Administrative province of North Rhine-Westphalia?
In the Basic Law it is irrevocably stipulated that Germany is a federal state and not a centrally controlled republic. Education is seen as the core of the statehood of the countries. The constitutional lawyer fears "that step by step the Federal Republic of Germany will in fact become a unitary state." The federal states would then be "casually referred to as administrative provinces", the paper continues.
Hans-Jürgen Papier was President of the Federal Constitutional Court from 2002 to 2010
That would be a break with the federal tradition in this country. Until 1871 Germany consisted of numerous small states. Even after the founding of the empire, they remained independent in questions of cultural and educational policy. That only changed when the National Socialists forcibly centralized the German state from 1933 onwards. After the war, the Western Allies therefore gave the fathers and mothers of the Basic Law a clear mandate to create a state of a "federal type".
Federal government and states - closely embraced
Since the founding of the Federal Republic 70 years ago, self-confident states that did not want anything to be dictated by the federal government came together in the Bundesrat. Since then, however, the constitution has been reformed again and again. The federal and state governments have intertwined their responsibilities as in a highly complex pigtail hairstyle. You are dependent on each other and decide a lot together.

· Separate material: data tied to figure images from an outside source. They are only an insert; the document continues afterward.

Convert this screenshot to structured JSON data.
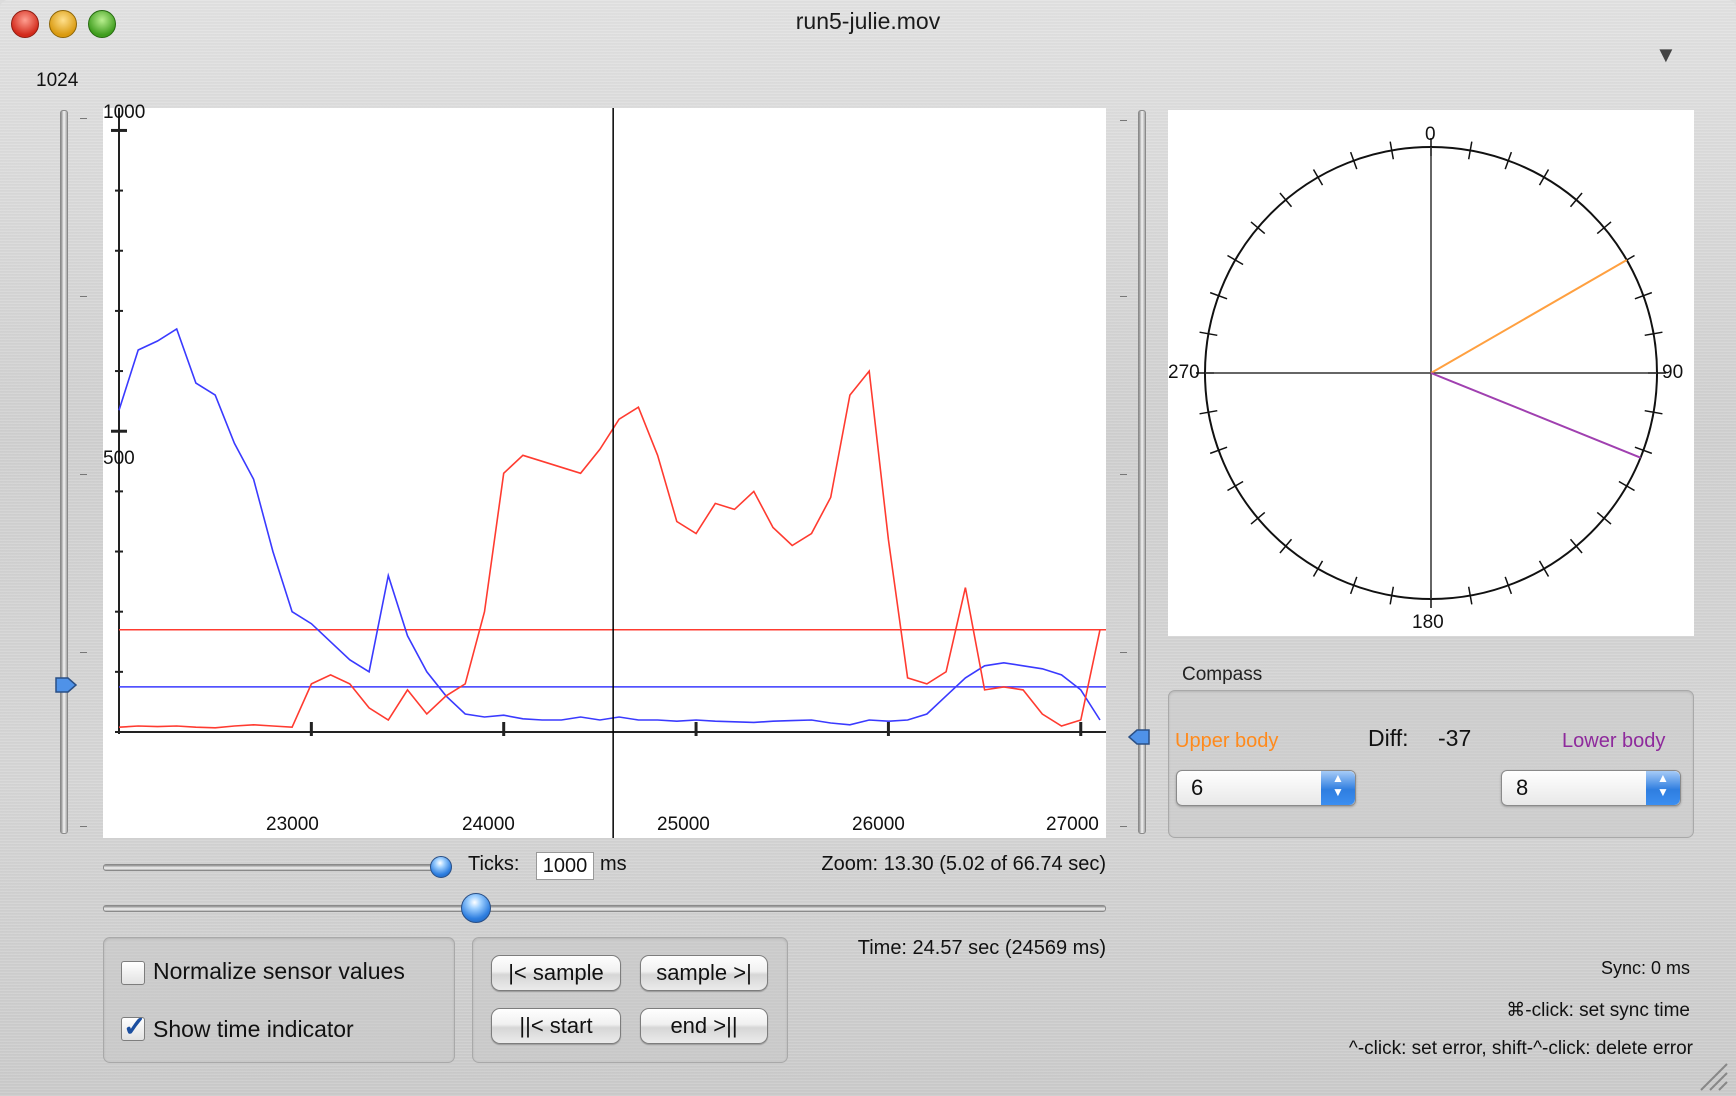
{
  "window": {
    "title": "run5-julie.mov"
  },
  "left_slider": {
    "max_label": "1024"
  },
  "graph": {
    "y_tick_labels": [
      "1000",
      "500"
    ],
    "x_tick_labels": [
      "23000",
      "24000",
      "25000",
      "26000",
      "27000"
    ]
  },
  "chart_data": {
    "type": "line",
    "xlim": [
      22000,
      27100
    ],
    "ylim": [
      0,
      1024
    ],
    "y_ticks": [
      1000,
      500
    ],
    "x_ticks": [
      23000,
      24000,
      25000,
      26000,
      27000
    ],
    "time_indicator_x": 24569,
    "threshold_lines": [
      {
        "color": "#ff3b30",
        "y": 170
      },
      {
        "color": "#3a3aff",
        "y": 75
      }
    ],
    "series": [
      {
        "color": "#3a3aff",
        "x": [
          22000,
          22100,
          22200,
          22300,
          22400,
          22500,
          22600,
          22700,
          22800,
          22900,
          23000,
          23100,
          23200,
          23300,
          23400,
          23500,
          23600,
          23700,
          23800,
          23900,
          24000,
          24100,
          24200,
          24300,
          24400,
          24500,
          24600,
          24700,
          24800,
          24900,
          25000,
          25100,
          25200,
          25300,
          25400,
          25500,
          25600,
          25700,
          25800,
          25900,
          26000,
          26100,
          26200,
          26300,
          26400,
          26500,
          26600,
          26700,
          26800,
          26900,
          27000,
          27100
        ],
        "y": [
          535,
          635,
          650,
          670,
          580,
          560,
          480,
          420,
          300,
          200,
          180,
          150,
          120,
          100,
          260,
          160,
          100,
          60,
          30,
          25,
          28,
          22,
          20,
          20,
          25,
          20,
          25,
          20,
          20,
          18,
          20,
          18,
          17,
          16,
          18,
          19,
          20,
          15,
          12,
          20,
          18,
          20,
          30,
          60,
          90,
          110,
          115,
          110,
          105,
          95,
          70,
          20
        ]
      },
      {
        "color": "#ff3b30",
        "x": [
          22000,
          22100,
          22200,
          22300,
          22400,
          22500,
          22600,
          22700,
          22800,
          22900,
          23000,
          23100,
          23200,
          23300,
          23400,
          23500,
          23600,
          23700,
          23800,
          23900,
          24000,
          24100,
          24200,
          24300,
          24400,
          24500,
          24600,
          24700,
          24800,
          24900,
          25000,
          25100,
          25200,
          25300,
          25400,
          25500,
          25600,
          25700,
          25800,
          25900,
          26000,
          26100,
          26200,
          26300,
          26400,
          26500,
          26600,
          26700,
          26800,
          26900,
          27000,
          27100
        ],
        "y": [
          8,
          10,
          9,
          10,
          8,
          7,
          10,
          12,
          10,
          8,
          80,
          95,
          80,
          40,
          20,
          70,
          30,
          60,
          80,
          200,
          430,
          460,
          450,
          440,
          430,
          470,
          520,
          540,
          460,
          350,
          330,
          380,
          370,
          400,
          340,
          310,
          330,
          390,
          560,
          600,
          320,
          90,
          80,
          100,
          240,
          70,
          75,
          70,
          30,
          10,
          20,
          170
        ]
      }
    ]
  },
  "controls": {
    "ticks_label": "Ticks:",
    "ticks_value": "1000",
    "ticks_unit": "ms",
    "zoom_text": "Zoom: 13.30 (5.02 of 66.74 sec)",
    "time_text": "Time: 24.57 sec (24569 ms)",
    "normalize_label": "Normalize sensor values",
    "normalize_checked": false,
    "show_time_label": "Show time indicator",
    "show_time_checked": true,
    "prev_sample": "|< sample",
    "next_sample": "sample >|",
    "start": "||< start",
    "end": "end >||"
  },
  "compass": {
    "labels": {
      "top": "0",
      "right": "90",
      "bottom": "180",
      "left": "270"
    },
    "upper_angle_deg": 60,
    "lower_angle_deg": 112,
    "upper_color": "#ffa040",
    "lower_color": "#a040b0",
    "group_title": "Compass",
    "upper_label": "Upper body",
    "lower_label": "Lower body",
    "diff_label": "Diff:",
    "diff_value": "-37",
    "upper_value": "6",
    "lower_value": "8"
  },
  "footer": {
    "sync": "Sync: 0 ms",
    "hint_sync": "⌘-click: set sync time",
    "hint_error": "^-click: set error,  shift-^-click: delete error"
  }
}
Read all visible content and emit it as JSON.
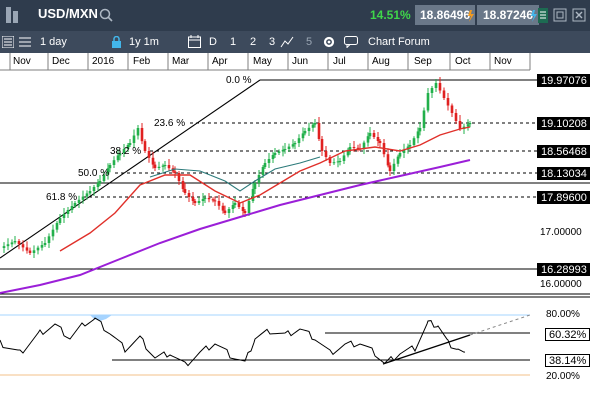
{
  "window": {
    "symbol": "USD/MXN",
    "change_pct": "14.51%",
    "bid": "18.86496",
    "ask": "18.87246"
  },
  "toolbar": {
    "interval": "1 day",
    "range": "1y 1m",
    "periods": [
      "D",
      "1",
      "2",
      "3",
      "5"
    ],
    "chart_forum": "Chart Forum"
  },
  "months": [
    "Nov",
    "Dec",
    "2016",
    "Feb",
    "Mar",
    "Apr",
    "May",
    "Jun",
    "Jul",
    "Aug",
    "Sep",
    "Oct",
    "Nov"
  ],
  "fib_labels": [
    "0.0 %",
    "23.6 %",
    "38.2 %",
    "50.0 %",
    "61.8 %"
  ],
  "price_axis": {
    "highlighted": [
      "19.97076",
      "19.10208",
      "18.56468",
      "18.13034",
      "17.89600",
      "16.28993"
    ],
    "ticks": [
      "17.00000",
      "16.00000"
    ],
    "current": "18.86496"
  },
  "rsi_axis": {
    "ticks": [
      "80.00%",
      "20.00%"
    ],
    "highlighted": [
      "60.32%",
      "38.14%"
    ]
  },
  "colors": {
    "titlebar_bg": "#2f3c4d",
    "toolbar_bg": "#3d4a5c",
    "change_positive": "#3fd64a",
    "price_badge": "#6a7889",
    "up_candle": "#22b04b",
    "down_candle": "#e02020",
    "ma_red": "#e0302a",
    "ma_teal": "#2c7a7a",
    "ma_purple": "#9b1fd8"
  },
  "icons": {
    "search": "search-icon",
    "flash": "flash-icon",
    "menu": "menu-icon",
    "lock": "lock-icon",
    "calendar": "calendar-icon",
    "indicator": "indicator-icon",
    "settings": "gear-icon",
    "chat": "chat-icon",
    "restore": "restore-icon",
    "close": "close-icon"
  }
}
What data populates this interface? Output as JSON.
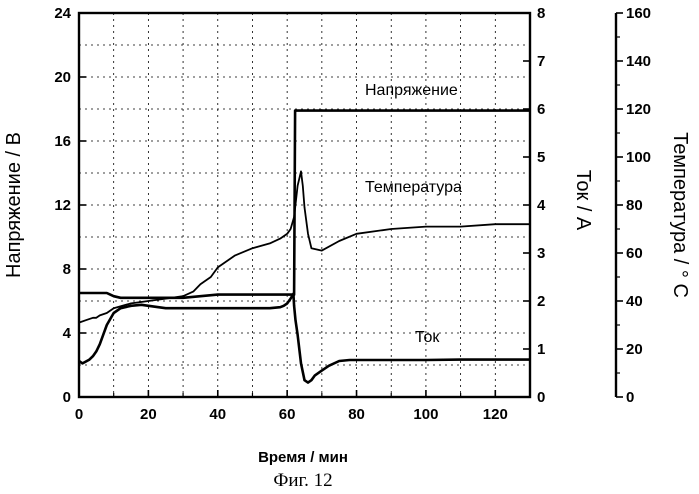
{
  "caption": "Фиг. 12",
  "chart_data": {
    "type": "line",
    "xlabel": "Время / мин",
    "xlim": [
      0,
      130
    ],
    "x_ticks": [
      "0",
      "20",
      "40",
      "60",
      "80",
      "100",
      "120"
    ],
    "axes": {
      "voltage": {
        "label": "Напряжение / В",
        "lim": [
          0,
          24
        ],
        "ticks": [
          "0",
          "4",
          "8",
          "12",
          "16",
          "20",
          "24"
        ],
        "position": "left"
      },
      "current": {
        "label": "Ток / А",
        "lim": [
          0,
          8
        ],
        "ticks": [
          "0",
          "1",
          "2",
          "3",
          "4",
          "5",
          "6",
          "7",
          "8"
        ],
        "position": "right"
      },
      "temperature": {
        "label": "Температура  / ° С",
        "lim": [
          0,
          160
        ],
        "ticks": [
          "0",
          "20",
          "40",
          "60",
          "80",
          "100",
          "120",
          "140",
          "160"
        ],
        "position": "far-right"
      }
    },
    "grid": true,
    "series": [
      {
        "name": "Напряжение",
        "axis": "voltage",
        "x": [
          0,
          1,
          2,
          3,
          4,
          5,
          6,
          7,
          8,
          9,
          10,
          12,
          14,
          16,
          18,
          20,
          25,
          30,
          35,
          40,
          45,
          50,
          55,
          58,
          60,
          61,
          62,
          62.3,
          63,
          65,
          70,
          80,
          90,
          100,
          110,
          120,
          130
        ],
        "values": [
          6.5,
          6.5,
          6.5,
          6.5,
          6.5,
          6.5,
          6.5,
          6.5,
          6.5,
          6.4,
          6.3,
          6.2,
          6.2,
          6.2,
          6.2,
          6.2,
          6.2,
          6.2,
          6.3,
          6.4,
          6.4,
          6.4,
          6.4,
          6.4,
          6.4,
          6.4,
          6.4,
          17.9,
          17.9,
          17.9,
          17.9,
          17.9,
          17.9,
          17.9,
          17.9,
          17.9,
          17.9
        ]
      },
      {
        "name": "Температура",
        "axis": "temperature",
        "x": [
          0,
          2,
          4,
          5,
          6,
          8,
          10,
          15,
          20,
          25,
          30,
          33,
          35,
          38,
          40,
          45,
          50,
          55,
          58,
          60,
          61,
          62,
          63,
          64,
          64.5,
          65,
          66,
          67,
          70,
          75,
          80,
          90,
          100,
          110,
          120,
          130
        ],
        "values": [
          31,
          32,
          33,
          33,
          34,
          35,
          37,
          39,
          40,
          41,
          42,
          44,
          47,
          50,
          54,
          59,
          62,
          64,
          66,
          68,
          70,
          75,
          88,
          94,
          88,
          79,
          68,
          62,
          61,
          65,
          68,
          70,
          71,
          71,
          72,
          72
        ]
      },
      {
        "name": "Ток",
        "axis": "current",
        "x": [
          0,
          1,
          3,
          4,
          5,
          6,
          7,
          8,
          10,
          12,
          15,
          18,
          20,
          25,
          30,
          35,
          40,
          45,
          50,
          55,
          58,
          59,
          60,
          61,
          61.8,
          62,
          62.4,
          63,
          64,
          65,
          66,
          67,
          68,
          70,
          72,
          75,
          78,
          80,
          90,
          100,
          110,
          120,
          130
        ],
        "values": [
          0.75,
          0.7,
          0.78,
          0.85,
          0.95,
          1.1,
          1.3,
          1.5,
          1.75,
          1.85,
          1.9,
          1.92,
          1.9,
          1.85,
          1.85,
          1.85,
          1.85,
          1.85,
          1.85,
          1.85,
          1.87,
          1.9,
          1.95,
          2.05,
          2.15,
          1.9,
          1.6,
          1.3,
          0.7,
          0.35,
          0.3,
          0.35,
          0.45,
          0.55,
          0.65,
          0.75,
          0.77,
          0.77,
          0.77,
          0.77,
          0.78,
          0.78,
          0.78
        ]
      }
    ],
    "annotations": [
      "Напряжение",
      "Температура",
      "Ток"
    ]
  }
}
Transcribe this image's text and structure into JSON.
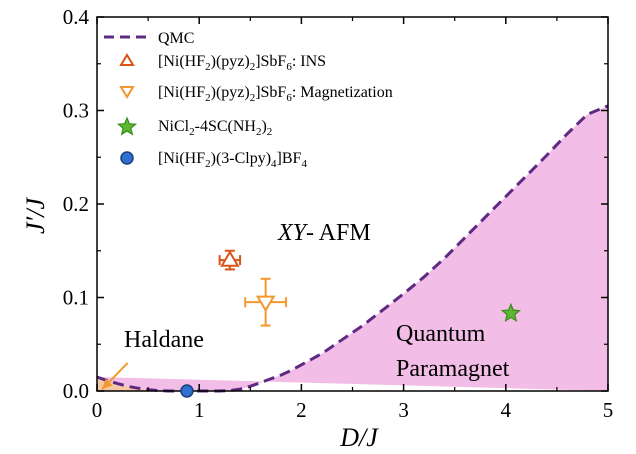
{
  "chart_data": {
    "type": "scatter",
    "xlabel": "D/J",
    "ylabel": "J′/J",
    "xlim": [
      0,
      5
    ],
    "ylim": [
      0,
      0.4
    ],
    "xticks": [
      "0",
      "1",
      "2",
      "3",
      "4",
      "5"
    ],
    "yticks": [
      "0.0",
      "0.1",
      "0.2",
      "0.3",
      "0.4"
    ],
    "grid": false,
    "legend_position": "top-left",
    "qmc_boundary": {
      "name": "QMC",
      "color": "#5e2a84",
      "fill_color": "#f2bde6",
      "x": [
        0.0,
        0.1,
        0.2,
        0.3,
        0.4,
        0.5,
        0.6,
        0.7,
        0.8,
        0.9,
        1.0,
        1.1,
        1.2,
        1.3,
        1.4,
        1.5,
        1.6,
        1.7,
        1.8,
        1.9,
        2.0,
        2.2,
        2.4,
        2.6,
        2.8,
        3.0,
        3.2,
        3.4,
        3.6,
        3.8,
        4.0,
        4.2,
        4.4,
        4.6,
        4.8,
        5.0
      ],
      "y": [
        0.015,
        0.011,
        0.008,
        0.005,
        0.003,
        0.0015,
        0.0005,
        0.0,
        0.0,
        0.0,
        0.0,
        0.0,
        0.0,
        0.0005,
        0.002,
        0.005,
        0.009,
        0.013,
        0.017,
        0.022,
        0.028,
        0.04,
        0.055,
        0.07,
        0.087,
        0.104,
        0.122,
        0.142,
        0.164,
        0.186,
        0.208,
        0.23,
        0.252,
        0.275,
        0.296,
        0.305
      ]
    },
    "haldane_region": {
      "fill_color": "#f6c9a6",
      "x": [
        0.0,
        0.1,
        0.2,
        0.3,
        0.4,
        0.5,
        0.6,
        0.7
      ],
      "y": [
        0.015,
        0.011,
        0.008,
        0.005,
        0.003,
        0.0015,
        0.0005,
        0.0
      ]
    },
    "series": [
      {
        "name": "[Ni(HF2)(pyz)2]SbF6: INS",
        "marker": "triangle-up",
        "color": "#d95319",
        "filled": false,
        "x": 1.3,
        "y": 0.14,
        "xerr": 0.1,
        "yerr": 0.01
      },
      {
        "name": "[Ni(HF2)(pyz)2]SbF6: Magnetization",
        "marker": "triangle-down",
        "color": "#f2982e",
        "filled": false,
        "x": 1.65,
        "y": 0.095,
        "xerr": 0.2,
        "yerr": 0.025
      },
      {
        "name": "NiCl2-4SC(NH2)2",
        "marker": "star",
        "color": "#3a8a1e",
        "fill": "#5cb82e",
        "filled": true,
        "x": 4.05,
        "y": 0.083
      },
      {
        "name": "[Ni(HF2)(3-Clpy)4]BF4",
        "marker": "circle",
        "color": "#1a3f7a",
        "fill": "#2e6fd0",
        "filled": true,
        "x": 0.88,
        "y": 0.0
      }
    ],
    "annotations": [
      {
        "text": "XY- AFM",
        "italic_part": "XY",
        "rest": "- AFM",
        "x": 2.7,
        "y": 0.2
      },
      {
        "text": "Haldane",
        "x": 0.3,
        "y": 0.065
      },
      {
        "text": "Quantum",
        "x": 3.45,
        "y": 0.07
      },
      {
        "text": "Paramagnet",
        "x": 3.45,
        "y": 0.025
      }
    ],
    "arrow": {
      "color": "#f2982e",
      "from": [
        0.3,
        0.03
      ],
      "to": [
        0.05,
        0.002
      ]
    }
  },
  "legend": {
    "qmc": "QMC",
    "ins": {
      "a": "[Ni(HF",
      "s1": "2",
      "b": ")(pyz)",
      "s2": "2",
      "c": "]SbF",
      "s3": "6",
      "d": ": INS"
    },
    "mag": {
      "a": "[Ni(HF",
      "s1": "2",
      "b": ")(pyz)",
      "s2": "2",
      "c": "]SbF",
      "s3": "6",
      "d": ": Magnetization"
    },
    "nicl": {
      "a": "NiCl",
      "s1": "2",
      "b": "-4SC(NH",
      "s2": "2",
      "c": ")",
      "s3": "2"
    },
    "clpy": {
      "a": "[Ni(HF",
      "s1": "2",
      "b": ")(3-Clpy)",
      "s2": "4",
      "c": "]BF",
      "s3": "4"
    }
  }
}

Another knot is now being tied with the digital pact.
Should become more digital: the Siegburg Alleestraße high school
This leads to the fact that the responsibility for political grievances is no longer clearly recognizable, says paper. "The federal states can now say that the undesirable developments in the school sector are due to the fact that they have received too little money from the federal government." Conversely, the federal government can claim that the states have not properly spent the money. "Basically, everyone can shift responsibility to the other level. And citizens can no longer exercise any real sanctions with their political right to vote."
The next round of negotiations is waiting
If North Rhine-Westphalia Education Minister Yvonne Gebauer has his way, then this path should be continued. "The field of digitization is very fast-paced, so the day after tomorrow we may be ready for a museum with the devices of today," says the FDP politician. "The one billion euros for North Rhine-Westphalia is start-up funding, but of course we have to think about long-term funding from the federal government and enter into negotiations." The majority of citizens should have Gebauer on their side. According to surveys, more than 50 percent of Germans would even be in favor of giving the federal government complete control over education and schools, regardless of the constitution.
For the students and teachers at the grammar school Alleestraße in Siegburg, these questions are far away. For them it is about being able to design the lessons digitally as quickly as possible, as it has been their everyday life for a long time. Until then, geography teacher Christina Müller is also relying on the smartphones that all of her ninth graders carry in their backpacks. In the next lesson, she plans to continue talking about natural disasters. To do this, the students should download a geography app onto their mobile phones. Thanks to the cell phone network, they could then learn online independently of the school WiFi.